British Sign Language?
Could you not sign your secret message? Naturally, using no sound what so ever
Decryption is difficult and computationally expensive. So what if, instead of decrypting the content of a message, you found a correlation between the encrypted data and its meaning – without having to crack the code itself? Such an approach has been demonstrated by a group of University of North Carolina linguists working …
" ... patterns end up being reflected in the size of the data frame ... When the data created by CELP is encrypted, it retains the original frame size ... "
Even if you have no expertise in crypto at all (I certainly don't) that's pretty shocking. I suppose oversights can't really be avoided completely but this looks like a total absence of healthy paranoia.

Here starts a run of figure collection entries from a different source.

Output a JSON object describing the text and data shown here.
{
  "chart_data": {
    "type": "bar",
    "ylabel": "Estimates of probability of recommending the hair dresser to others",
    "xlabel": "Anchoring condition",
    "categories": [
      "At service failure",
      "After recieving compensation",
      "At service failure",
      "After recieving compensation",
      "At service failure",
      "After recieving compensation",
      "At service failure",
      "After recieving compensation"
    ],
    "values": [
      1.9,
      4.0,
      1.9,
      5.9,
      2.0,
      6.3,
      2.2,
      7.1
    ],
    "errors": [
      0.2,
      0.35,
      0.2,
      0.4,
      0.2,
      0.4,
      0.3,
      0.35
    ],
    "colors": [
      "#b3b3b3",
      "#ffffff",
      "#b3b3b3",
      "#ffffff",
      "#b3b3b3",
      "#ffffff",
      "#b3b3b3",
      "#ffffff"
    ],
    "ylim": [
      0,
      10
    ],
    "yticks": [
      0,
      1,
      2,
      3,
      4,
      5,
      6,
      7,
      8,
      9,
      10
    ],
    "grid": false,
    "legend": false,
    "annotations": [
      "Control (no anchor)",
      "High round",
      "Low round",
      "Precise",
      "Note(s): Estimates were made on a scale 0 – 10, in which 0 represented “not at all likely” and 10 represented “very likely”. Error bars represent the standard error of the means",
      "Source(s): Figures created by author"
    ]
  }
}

The problem with Skype and other VoIP data is that they have to deal with the dual constraints of data and time. Time because voice communications has to be as close to realtime as possible in order for it to be of any practical use. That doesn't leave a whole lot of wiggle room for dealing with the data constraint of necessarily varying sizes (varying because of the need to optimize bandwidth in a tight pipeline like mobile or remote phoning).
Perhaps the best approach for the problem would be to find a computationally-modest but acceptable-quality voice codec that outputs at a constant bitrate. Then, with help from a key rotation, phoneme reconstruction gets stymied because cryptanalysts will have to deal with uniform packets.

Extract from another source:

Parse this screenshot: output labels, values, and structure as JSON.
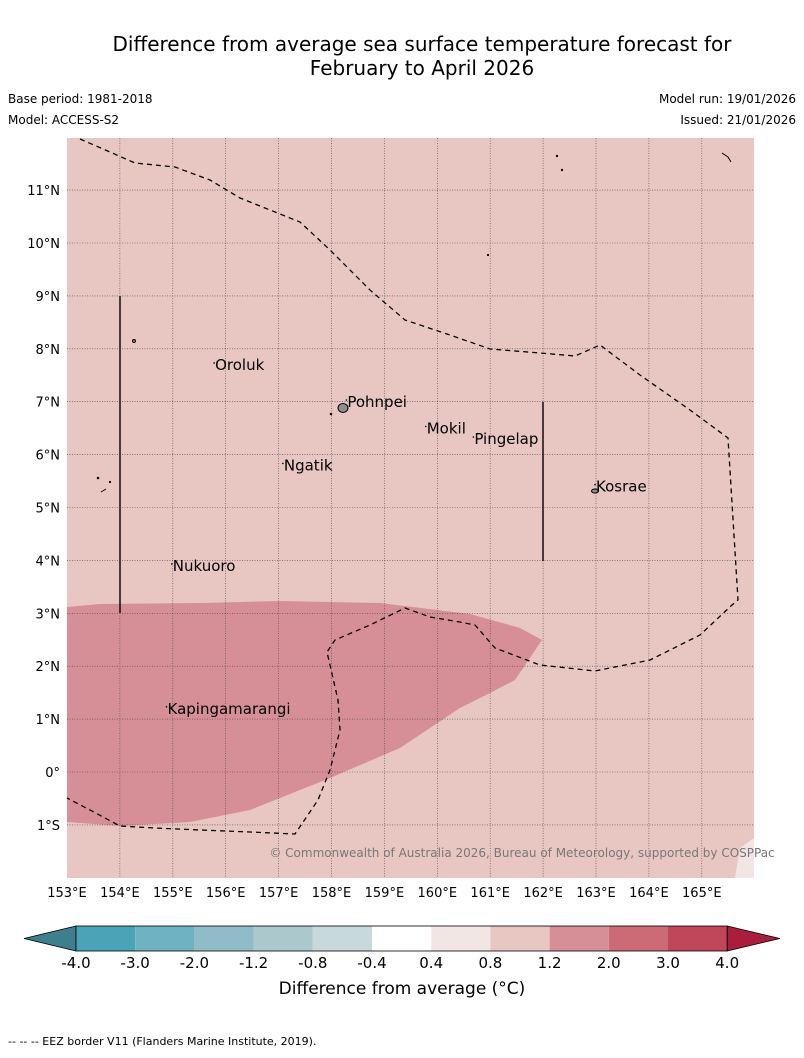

This is my best guess based on having previously read into the research this was based on (concerning VBR in VoIP).
The music would have to be loud enough and varied enough (e.g. DnB as opposed to classical) in order to make a significant impact upon the bitstream (such being the nature of VBR encoding) in relation to the voice. Not sure if that makes sense.
If you had two people speaking simultaneously with short pauses between words and they both spoke with the same loudness, it would be harder to separate the words. If one person said one word, and the other another, the resulting bits would be as if only one person had spoken, and what he/she spoke was a single messy mash of the two words.

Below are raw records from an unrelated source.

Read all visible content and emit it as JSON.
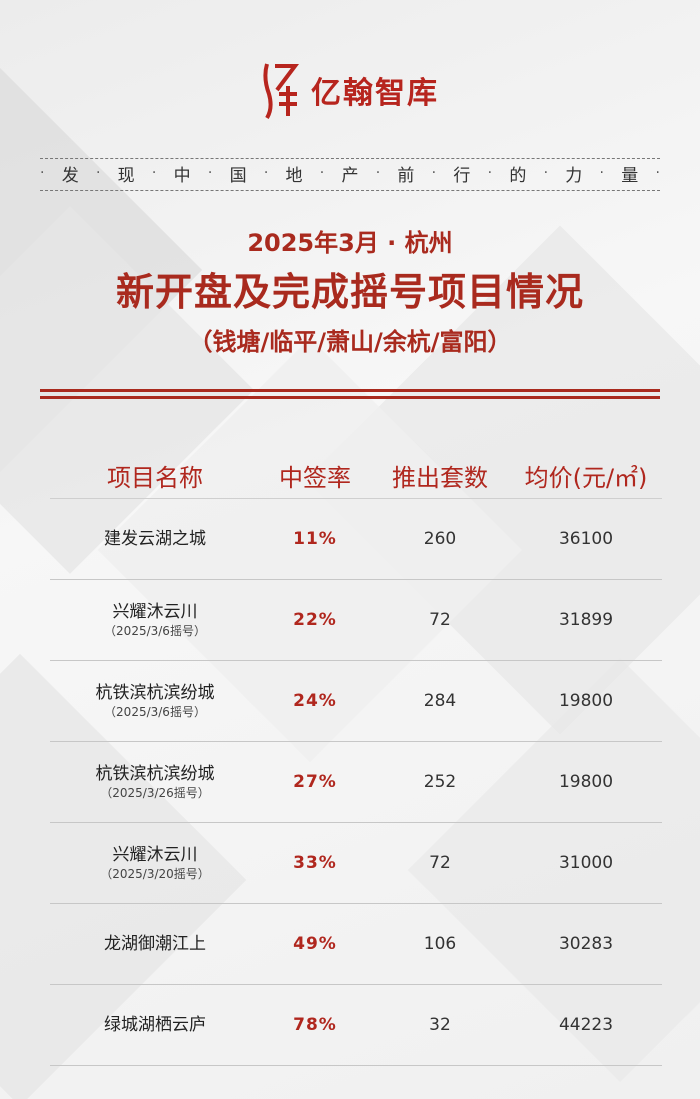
{
  "brand": {
    "name": "亿翰智库",
    "logo_glyphs": "亿翰",
    "accent": "#a92a1e"
  },
  "tagline": [
    "发",
    "现",
    "中",
    "国",
    "地",
    "产",
    "前",
    "行",
    "的",
    "力",
    "量"
  ],
  "title": {
    "line1": "2025年3月 · 杭州",
    "line2": "新开盘及完成摇号项目情况",
    "line3": "（钱塘/临平/萧山/余杭/富阳）"
  },
  "table": {
    "headers": [
      "项目名称",
      "中签率",
      "推出套数",
      "均价(元/㎡)"
    ],
    "rows": [
      {
        "name": "建发云湖之城",
        "sub": "",
        "rate": "11%",
        "units": "260",
        "price": "36100"
      },
      {
        "name": "兴耀沐云川",
        "sub": "（2025/3/6摇号）",
        "rate": "22%",
        "units": "72",
        "price": "31899"
      },
      {
        "name": "杭铁滨杭滨纷城",
        "sub": "（2025/3/6摇号）",
        "rate": "24%",
        "units": "284",
        "price": "19800"
      },
      {
        "name": "杭铁滨杭滨纷城",
        "sub": "（2025/3/26摇号）",
        "rate": "27%",
        "units": "252",
        "price": "19800"
      },
      {
        "name": "兴耀沐云川",
        "sub": "（2025/3/20摇号）",
        "rate": "33%",
        "units": "72",
        "price": "31000"
      },
      {
        "name": "龙湖御潮江上",
        "sub": "",
        "rate": "49%",
        "units": "106",
        "price": "30283"
      },
      {
        "name": "绿城湖栖云庐",
        "sub": "",
        "rate": "78%",
        "units": "32",
        "price": "44223"
      }
    ]
  }
}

Perhaps an analogy is in order... if quiet background music is represented by a drop of yellow paint, and loud voice is a pot full of blue paint, mix the two together and you get a very-slightly-green blue paint. The yellow wasn't substantial enough to significantly alter the result and anyone looking at the paint will say it's blue, despite there being some yellow in it.
If you have a *pot* of yellow paint (*loud* background music) and mix the two together, you have a completely green paint. You have no idea if this was the original colour paint, or a combination of a range of colours, and there is increased difficulty in determining what the original colours/shades were.
tl;dr - Music would need to be noisy and make your voice pretty indistinguishable to a machine
Exactly how is this news? Statistical analysis and pattern matching to derive content or crack encryption has been in the standard toolkit of cryptanalysts and cryptologists forever. That is why a good encryption algorithm needs to have good diffussion. Unfortunately good diffussion is not possible for the almost-realtime and streaming nature of VOIP. In this case having streaming with a fixed bitrate would fix most of the problem.
It's news because they have improved upon previous methods in such a way that the feasability of the attack is increased and the accuracy of which can be constantly improved upon through sampling and training. Also because Skype is the main target for such an attack (popular and thought to be secure).
...it's partly due to time. The CELP family of voice codecs are rather old and based more on the need to optimize limited bandwidth. Security wasn't exactly in mind at the time, so perhaps a newer codec is needed. Then again, mobile devices have computing and power constraints as well, so developing one that is CBR, good quality, AND low bitrate will have some problems of its own.
My reading of the paper suggests that the root of the problem is that a certain phenome of a certain accent will encrypt to the same/similar string of bits every time with the same key. Essentially, they need to make the datastreams look truly random. Steganographic techniques should do the trick.
Unfortunately, this will mean more data has to go to and fro', and/or more computation will be required.